238 Millionen Euro gab PSG im Sommer für neue Stars aus. Muss diese Saison der Champions-League-Titel her?
Der Druck ist gewaltig, das spürt man. Die Mannschaft muss in dieser Saison ins Finale kommen, alles andere wäre eine Enttäuschung. Der Anspruch ist ganz klar, die Champions League zu gewinnen. Ich sehe die Situation ähnlich wie bei Chelsea und Roman Abramowitsch (Besitzer, d.Red.). Er hat auch so lange Geld in den Klub gepumpt, bis es mit dem großen Triumph geklappt hat.
"Paris meint es ernst"
2012 war das, in München. Hat Paris aus Ihrer Sicht größere Chancen auf den Königsklassen-Titel als Bayern?
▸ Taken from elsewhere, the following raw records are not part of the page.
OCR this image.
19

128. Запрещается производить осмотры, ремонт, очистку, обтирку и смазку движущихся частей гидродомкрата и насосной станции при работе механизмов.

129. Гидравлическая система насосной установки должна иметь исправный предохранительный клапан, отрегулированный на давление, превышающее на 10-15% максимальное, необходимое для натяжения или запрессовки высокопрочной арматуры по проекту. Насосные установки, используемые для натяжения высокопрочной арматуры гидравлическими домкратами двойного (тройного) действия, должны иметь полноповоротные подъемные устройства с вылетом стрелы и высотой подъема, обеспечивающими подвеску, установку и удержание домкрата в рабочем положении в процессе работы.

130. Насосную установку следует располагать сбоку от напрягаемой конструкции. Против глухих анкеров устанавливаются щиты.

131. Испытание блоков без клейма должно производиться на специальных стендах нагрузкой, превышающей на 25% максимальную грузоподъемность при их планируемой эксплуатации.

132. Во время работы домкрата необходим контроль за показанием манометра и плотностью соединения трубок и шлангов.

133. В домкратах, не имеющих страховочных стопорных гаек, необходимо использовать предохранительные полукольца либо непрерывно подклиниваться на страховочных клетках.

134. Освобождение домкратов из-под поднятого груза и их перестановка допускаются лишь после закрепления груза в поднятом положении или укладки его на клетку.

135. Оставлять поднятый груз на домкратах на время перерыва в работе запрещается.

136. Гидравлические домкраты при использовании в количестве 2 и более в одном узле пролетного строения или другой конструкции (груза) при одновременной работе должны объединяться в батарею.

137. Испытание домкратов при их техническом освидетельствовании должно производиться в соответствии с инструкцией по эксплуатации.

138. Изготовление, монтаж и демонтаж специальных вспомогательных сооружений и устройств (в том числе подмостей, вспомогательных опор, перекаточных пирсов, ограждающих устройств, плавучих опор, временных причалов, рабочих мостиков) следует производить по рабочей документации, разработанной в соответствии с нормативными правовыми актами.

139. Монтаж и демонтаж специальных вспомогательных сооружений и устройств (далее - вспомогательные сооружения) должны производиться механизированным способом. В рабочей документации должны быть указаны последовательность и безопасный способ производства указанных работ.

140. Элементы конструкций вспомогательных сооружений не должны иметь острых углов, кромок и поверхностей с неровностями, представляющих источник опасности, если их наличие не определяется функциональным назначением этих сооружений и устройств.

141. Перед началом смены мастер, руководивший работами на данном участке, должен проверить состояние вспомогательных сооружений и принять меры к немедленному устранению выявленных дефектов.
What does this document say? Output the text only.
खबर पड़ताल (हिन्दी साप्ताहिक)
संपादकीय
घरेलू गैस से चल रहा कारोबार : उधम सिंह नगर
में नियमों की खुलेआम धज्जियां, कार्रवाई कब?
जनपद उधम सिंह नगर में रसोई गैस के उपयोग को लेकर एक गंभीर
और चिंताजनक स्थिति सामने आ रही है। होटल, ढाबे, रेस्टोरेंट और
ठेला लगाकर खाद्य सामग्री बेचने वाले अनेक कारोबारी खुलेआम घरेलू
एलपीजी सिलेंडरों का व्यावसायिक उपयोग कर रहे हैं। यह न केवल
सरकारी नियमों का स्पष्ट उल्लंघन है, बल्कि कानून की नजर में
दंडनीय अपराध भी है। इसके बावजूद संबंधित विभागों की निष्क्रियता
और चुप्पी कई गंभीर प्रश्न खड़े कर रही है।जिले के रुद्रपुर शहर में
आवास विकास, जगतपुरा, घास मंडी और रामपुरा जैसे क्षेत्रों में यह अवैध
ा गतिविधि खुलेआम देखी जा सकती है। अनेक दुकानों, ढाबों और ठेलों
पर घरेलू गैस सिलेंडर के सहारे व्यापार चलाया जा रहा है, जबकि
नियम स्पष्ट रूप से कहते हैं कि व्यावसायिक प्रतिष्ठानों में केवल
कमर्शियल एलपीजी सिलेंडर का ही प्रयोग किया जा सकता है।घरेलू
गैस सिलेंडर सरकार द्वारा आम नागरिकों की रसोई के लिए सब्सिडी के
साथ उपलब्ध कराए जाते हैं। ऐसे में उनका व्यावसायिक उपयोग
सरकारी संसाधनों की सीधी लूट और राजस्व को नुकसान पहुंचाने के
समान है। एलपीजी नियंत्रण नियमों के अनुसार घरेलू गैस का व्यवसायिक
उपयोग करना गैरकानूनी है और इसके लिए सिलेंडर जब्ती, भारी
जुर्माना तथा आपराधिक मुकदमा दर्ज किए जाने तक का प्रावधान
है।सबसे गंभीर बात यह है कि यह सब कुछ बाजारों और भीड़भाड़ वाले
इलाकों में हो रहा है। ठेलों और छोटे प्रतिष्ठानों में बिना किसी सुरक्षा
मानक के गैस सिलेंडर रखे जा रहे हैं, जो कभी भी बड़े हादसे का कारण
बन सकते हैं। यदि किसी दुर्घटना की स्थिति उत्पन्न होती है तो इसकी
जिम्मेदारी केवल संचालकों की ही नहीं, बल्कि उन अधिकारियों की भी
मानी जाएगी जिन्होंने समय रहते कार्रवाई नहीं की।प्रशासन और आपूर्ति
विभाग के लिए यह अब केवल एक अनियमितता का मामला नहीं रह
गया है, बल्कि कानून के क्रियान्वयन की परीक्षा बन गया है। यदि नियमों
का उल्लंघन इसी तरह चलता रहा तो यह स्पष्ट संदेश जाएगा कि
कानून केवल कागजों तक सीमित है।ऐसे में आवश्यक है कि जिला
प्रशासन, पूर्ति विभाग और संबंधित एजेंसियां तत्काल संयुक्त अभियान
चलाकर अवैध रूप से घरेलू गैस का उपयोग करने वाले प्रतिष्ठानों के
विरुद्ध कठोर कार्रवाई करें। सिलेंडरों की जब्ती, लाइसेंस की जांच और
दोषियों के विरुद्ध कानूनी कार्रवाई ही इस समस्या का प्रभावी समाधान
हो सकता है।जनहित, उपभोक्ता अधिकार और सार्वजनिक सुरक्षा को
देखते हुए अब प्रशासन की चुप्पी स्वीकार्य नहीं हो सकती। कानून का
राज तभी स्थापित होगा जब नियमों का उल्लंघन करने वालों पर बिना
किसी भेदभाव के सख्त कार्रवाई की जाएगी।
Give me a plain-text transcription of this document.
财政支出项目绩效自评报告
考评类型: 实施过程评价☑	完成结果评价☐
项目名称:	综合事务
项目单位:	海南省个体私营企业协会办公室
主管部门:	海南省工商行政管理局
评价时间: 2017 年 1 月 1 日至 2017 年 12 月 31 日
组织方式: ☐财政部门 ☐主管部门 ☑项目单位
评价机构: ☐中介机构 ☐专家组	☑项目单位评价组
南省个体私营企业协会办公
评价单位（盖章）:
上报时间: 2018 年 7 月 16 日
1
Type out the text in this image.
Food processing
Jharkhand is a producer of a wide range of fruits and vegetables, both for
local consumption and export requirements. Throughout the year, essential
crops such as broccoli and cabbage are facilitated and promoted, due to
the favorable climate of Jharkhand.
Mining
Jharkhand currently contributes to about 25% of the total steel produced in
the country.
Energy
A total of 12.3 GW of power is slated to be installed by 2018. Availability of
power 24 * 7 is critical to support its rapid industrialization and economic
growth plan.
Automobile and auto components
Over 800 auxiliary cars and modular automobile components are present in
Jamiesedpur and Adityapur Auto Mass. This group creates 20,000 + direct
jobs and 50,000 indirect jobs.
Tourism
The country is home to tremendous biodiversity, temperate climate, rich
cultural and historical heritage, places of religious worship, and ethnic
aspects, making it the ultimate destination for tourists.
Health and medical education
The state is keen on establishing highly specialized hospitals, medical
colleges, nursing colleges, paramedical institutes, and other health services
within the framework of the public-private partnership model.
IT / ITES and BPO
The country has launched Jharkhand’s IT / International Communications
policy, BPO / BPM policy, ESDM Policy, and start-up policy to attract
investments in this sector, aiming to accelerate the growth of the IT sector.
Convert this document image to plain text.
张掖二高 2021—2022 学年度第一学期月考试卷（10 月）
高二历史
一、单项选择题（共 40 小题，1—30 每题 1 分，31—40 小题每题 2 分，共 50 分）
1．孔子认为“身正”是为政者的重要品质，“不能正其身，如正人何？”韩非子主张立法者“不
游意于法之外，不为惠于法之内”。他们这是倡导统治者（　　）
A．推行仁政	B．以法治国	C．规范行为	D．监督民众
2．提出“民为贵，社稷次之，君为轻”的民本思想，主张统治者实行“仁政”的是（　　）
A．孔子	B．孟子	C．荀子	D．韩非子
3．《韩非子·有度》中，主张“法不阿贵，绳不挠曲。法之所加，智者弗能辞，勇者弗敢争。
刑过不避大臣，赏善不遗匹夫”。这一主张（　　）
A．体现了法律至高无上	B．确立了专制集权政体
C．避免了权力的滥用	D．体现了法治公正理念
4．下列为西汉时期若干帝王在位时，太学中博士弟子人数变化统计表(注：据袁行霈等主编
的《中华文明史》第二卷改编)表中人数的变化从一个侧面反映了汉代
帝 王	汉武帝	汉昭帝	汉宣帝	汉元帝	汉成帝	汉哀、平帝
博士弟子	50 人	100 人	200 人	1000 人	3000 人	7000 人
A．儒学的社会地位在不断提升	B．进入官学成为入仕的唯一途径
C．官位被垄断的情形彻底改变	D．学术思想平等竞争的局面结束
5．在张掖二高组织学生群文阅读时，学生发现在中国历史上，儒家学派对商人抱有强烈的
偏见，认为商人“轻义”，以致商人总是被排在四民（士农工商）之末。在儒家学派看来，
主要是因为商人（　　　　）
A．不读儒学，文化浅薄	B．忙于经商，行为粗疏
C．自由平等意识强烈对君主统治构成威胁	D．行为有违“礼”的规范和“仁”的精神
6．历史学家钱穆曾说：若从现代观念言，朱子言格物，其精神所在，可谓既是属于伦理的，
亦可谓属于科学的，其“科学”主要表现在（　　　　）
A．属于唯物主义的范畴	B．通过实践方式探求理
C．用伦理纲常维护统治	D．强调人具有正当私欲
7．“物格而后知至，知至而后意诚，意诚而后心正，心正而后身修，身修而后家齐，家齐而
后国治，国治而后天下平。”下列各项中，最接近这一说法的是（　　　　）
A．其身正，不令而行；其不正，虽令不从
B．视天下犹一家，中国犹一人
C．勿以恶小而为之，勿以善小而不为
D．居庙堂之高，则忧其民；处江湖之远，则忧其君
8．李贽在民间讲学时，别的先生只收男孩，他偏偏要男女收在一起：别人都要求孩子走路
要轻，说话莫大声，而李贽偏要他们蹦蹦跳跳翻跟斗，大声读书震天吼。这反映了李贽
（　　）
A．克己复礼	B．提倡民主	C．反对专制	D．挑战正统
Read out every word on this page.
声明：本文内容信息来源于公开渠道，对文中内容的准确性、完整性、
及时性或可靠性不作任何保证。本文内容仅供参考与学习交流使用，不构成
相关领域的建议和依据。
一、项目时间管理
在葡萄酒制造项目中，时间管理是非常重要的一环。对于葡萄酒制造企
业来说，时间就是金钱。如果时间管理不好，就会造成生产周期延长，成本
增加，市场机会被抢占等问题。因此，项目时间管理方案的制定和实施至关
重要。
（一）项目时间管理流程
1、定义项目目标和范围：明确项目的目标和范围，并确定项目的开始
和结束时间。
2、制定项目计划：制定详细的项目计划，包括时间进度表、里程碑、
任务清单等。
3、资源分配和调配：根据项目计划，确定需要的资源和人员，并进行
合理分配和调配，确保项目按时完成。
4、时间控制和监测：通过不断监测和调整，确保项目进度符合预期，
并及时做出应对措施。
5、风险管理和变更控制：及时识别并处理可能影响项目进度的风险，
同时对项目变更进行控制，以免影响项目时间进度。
Beide haben Chancen, die Konkurrenz in der Spitze ist insgesamt riesig. Ich habe das Gefühl, dass Paris die anderen großen Klubs mit den Transfers von Neymar und Mbappé wachgerüttelt hat. Barcelona ist sehr gut in die Saison gestartet, auch Real Madrid und Bayern werden jetzt noch konzentrierter auftreten. Sie wissen alle: Paris meint es ernst.
Zuletzt gab es jedoch Zoff: Neymar und Edinson Cavani stritten um die Ausführung eines Elfmeters.
Ja, das ist doch klar. Der neue Star will Tore schießen, der Toptorjäger auch. Ich sehe bei PSG kein Problem wegen der Egos. Inzwischen ist der Streit auch schon wieder ausgeräumt, das Team hat sich zu einem gemeinsamen Essen getroffen.
Jeder spricht aktuell vom Traumsturm Neymar, Cavani, Mbappé. Auf wen muss Bayern sonst noch aufpassen?
Thiago Motta im zentralen Mittelfeld ist der eigentliche Star und Chef dieser Mannschaft. Ein super Spieler, der eine unglaubliche Ruhe am Ball hat und das Spiel ordnet. Aber klar: Die größte Gefahr geht vom Angriff aus. Vorne ist Paris sehr beweglich. Bayern muss als Kollektiv dagegenhalten und PSG am besten früh stören.
Zuletzt gegen Wolfsburg gelang das den Bayern nicht sehr erfolgreich.
Das stimmt. Vor der Partie dachte man, dass Bayern mit den Siegen gegen Schalke und Mainz ins Rollen gekommen ist. Wolfsburg war ein Rückschlag. Eine 2:0-Führung darf man nicht mehr aus der Hand geben. Bayern wollte den Sieg nur noch verwalten, sich für Paris schonen. Aber mit der Handbremse klappt es nicht.
Wie groß ist der Nachteil, dass am Mittwoch Sven Ulreich im Tor steht – und nicht Manuel Neuer?
Einen Weltklasse-Torhüter wie Neuer kann man kaum ersetzen. Ulreich hat gezeigt, dass er ihn ein paar Spiele gut vertreten kann. Aber wir reden von der Nummer eins. In den großen Spielen will man den besten Torhüter natürlich dabei haben.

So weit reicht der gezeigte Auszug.